Hey guys! Hope everyone is doing well. I know I've still been a busy bee, but after Friday, I'll have a little bit more time on my hands because it's my last final of the quarter. So I'll have a two week break before having to go at it all over again.
And I tell ya, it's going to be a much needed break. I might even find myself sleeping more (right now I'm averaging about 5 hours a night, if I'm lucky!).
Anyway, I thought I'd post an easy side dish that any one can make. It's a versatile dish where you can really add practically anything to, and keeps really well if you have leftovers.
Ingredients:
1 oz. clarified butter
2 oz. onion, small diced
1 oz. celery, small diced
1 oz. carrot, small diced
1 cup white rice
2 cups stock (chicken, beef, fish, vegetable - I happened to only have beef in the fridge so I used that)
1/2 bay leaf
salt and pepper, to taste
our mise en place |
Heat a medium saucepan under medium high heat and add your butter.

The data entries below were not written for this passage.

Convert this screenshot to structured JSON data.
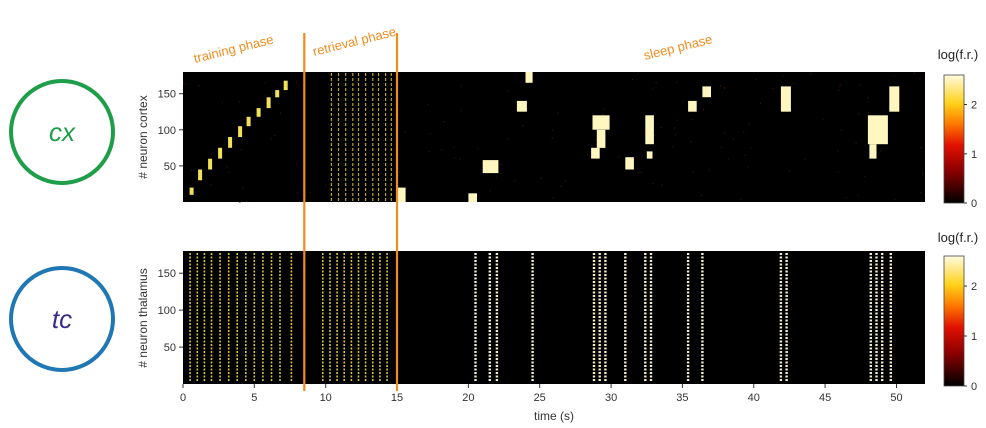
{
  "figure": {
    "circles": [
      {
        "label": "cx",
        "ring_color": "#1f9e4a",
        "text_color": "#1f9e4a"
      },
      {
        "label": "tc",
        "ring_color": "#1f77b4",
        "text_color": "#3b2a86"
      }
    ],
    "phase_labels": [
      "training phase",
      "retrieval phase",
      "sleep phase"
    ],
    "phase_color": "#f08c1e"
  },
  "chart_data": [
    {
      "type": "heatmap",
      "title": "",
      "xlabel": "",
      "ylabel": "# neuron cortex",
      "xlim": [
        0,
        52
      ],
      "ylim": [
        0,
        180
      ],
      "xticks": [
        0,
        5,
        10,
        15,
        20,
        25,
        30,
        35,
        40,
        45,
        50
      ],
      "yticks": [
        50,
        100,
        150
      ],
      "colorbar": {
        "label": "log(f.r.)",
        "ticks": [
          0,
          1,
          2
        ],
        "range": [
          0,
          2.6
        ]
      },
      "phase_boundaries": [
        8.5,
        15.0
      ],
      "training_blocks": [
        {
          "t": 0.6,
          "n0": 10,
          "n1": 20
        },
        {
          "t": 1.2,
          "n0": 30,
          "n1": 45
        },
        {
          "t": 1.9,
          "n0": 45,
          "n1": 60
        },
        {
          "t": 2.6,
          "n0": 60,
          "n1": 75
        },
        {
          "t": 3.3,
          "n0": 75,
          "n1": 90
        },
        {
          "t": 4.0,
          "n0": 90,
          "n1": 105
        },
        {
          "t": 4.6,
          "n0": 105,
          "n1": 118
        },
        {
          "t": 5.3,
          "n0": 118,
          "n1": 130
        },
        {
          "t": 6.0,
          "n0": 130,
          "n1": 145
        },
        {
          "t": 6.6,
          "n0": 145,
          "n1": 155
        },
        {
          "t": 7.2,
          "n0": 155,
          "n1": 168
        }
      ],
      "retrieval_lines": [
        10.4,
        10.9,
        11.4,
        11.9,
        12.3,
        12.8,
        13.3,
        13.7,
        14.2,
        14.6
      ],
      "sleep_blocks": [
        {
          "t0": 15.0,
          "t1": 15.6,
          "n0": 0,
          "n1": 20
        },
        {
          "t0": 20.0,
          "t1": 20.6,
          "n0": 0,
          "n1": 12
        },
        {
          "t0": 21.0,
          "t1": 22.1,
          "n0": 40,
          "n1": 58
        },
        {
          "t0": 23.4,
          "t1": 24.1,
          "n0": 125,
          "n1": 140
        },
        {
          "t0": 24.0,
          "t1": 24.5,
          "n0": 165,
          "n1": 180
        },
        {
          "t0": 28.7,
          "t1": 29.9,
          "n0": 100,
          "n1": 120
        },
        {
          "t0": 29.0,
          "t1": 29.6,
          "n0": 75,
          "n1": 100
        },
        {
          "t0": 28.6,
          "t1": 29.2,
          "n0": 60,
          "n1": 75
        },
        {
          "t0": 31.0,
          "t1": 31.6,
          "n0": 45,
          "n1": 62
        },
        {
          "t0": 32.4,
          "t1": 33.0,
          "n0": 80,
          "n1": 120
        },
        {
          "t0": 32.5,
          "t1": 32.9,
          "n0": 60,
          "n1": 70
        },
        {
          "t0": 35.4,
          "t1": 36.0,
          "n0": 125,
          "n1": 140
        },
        {
          "t0": 36.4,
          "t1": 37.0,
          "n0": 145,
          "n1": 160
        },
        {
          "t0": 41.9,
          "t1": 42.6,
          "n0": 125,
          "n1": 160
        },
        {
          "t0": 48.0,
          "t1": 49.4,
          "n0": 80,
          "n1": 120
        },
        {
          "t0": 48.1,
          "t1": 48.6,
          "n0": 60,
          "n1": 80
        },
        {
          "t0": 49.5,
          "t1": 50.2,
          "n0": 125,
          "n1": 160
        }
      ]
    },
    {
      "type": "heatmap",
      "title": "",
      "xlabel": "time (s)",
      "ylabel": "# neuron thalamus",
      "xlim": [
        0,
        52
      ],
      "ylim": [
        0,
        180
      ],
      "xticks": [
        0,
        5,
        10,
        15,
        20,
        25,
        30,
        35,
        40,
        45,
        50
      ],
      "yticks": [
        50,
        100,
        150
      ],
      "colorbar": {
        "label": "log(f.r.)",
        "ticks": [
          0,
          1,
          2
        ],
        "range": [
          0,
          2.6
        ]
      },
      "phase_boundaries": [
        8.5,
        15.0
      ],
      "burst_times": [
        0.5,
        1.0,
        1.5,
        2.0,
        2.6,
        3.2,
        3.8,
        4.4,
        5.0,
        5.6,
        6.2,
        6.8,
        7.6,
        9.8,
        10.3,
        10.8,
        11.3,
        11.8,
        12.3,
        12.8,
        13.3,
        13.8,
        14.3,
        20.5,
        21.5,
        22.0,
        24.5,
        28.8,
        29.2,
        29.6,
        31.0,
        32.4,
        32.8,
        35.4,
        36.4,
        41.9,
        42.3,
        48.2,
        48.6,
        49.0,
        49.6
      ]
    }
  ]
}
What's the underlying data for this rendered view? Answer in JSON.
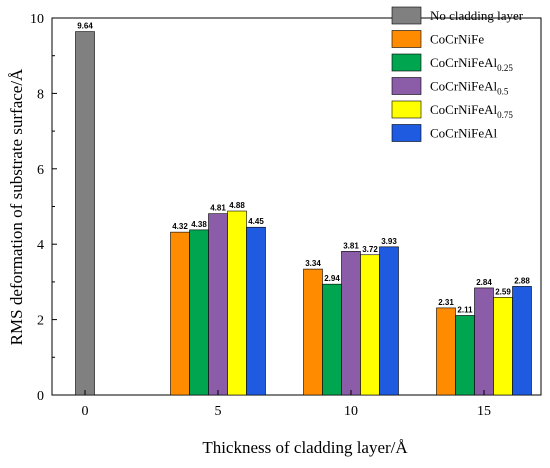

When your butter is heated up, add your vegetables and sweat (cook without browning) them, about 3-5 minutes.
Once the vegetables are slightly softened, add the rice. Stir until lightly toasted, about 1-2 minutes.
Then slowly incorporate your stock of choice.
Then add your half of a bay leaf.
Bring mixture to a boil.
Then lower to a simmer and cover.
Let cook for about 20-25 minutes, or until about 95% of stock is absorbed into rice.
Serve as is or use as a side dish for a main course. We ended up sauteing a few shrimp, putting them on top of the pilaf, and calling it dinner!
Hope everyone is doing well and surviving the holiday season (once again, I've completed all of my Christmas shopping online, avoiding the malls like the plague!).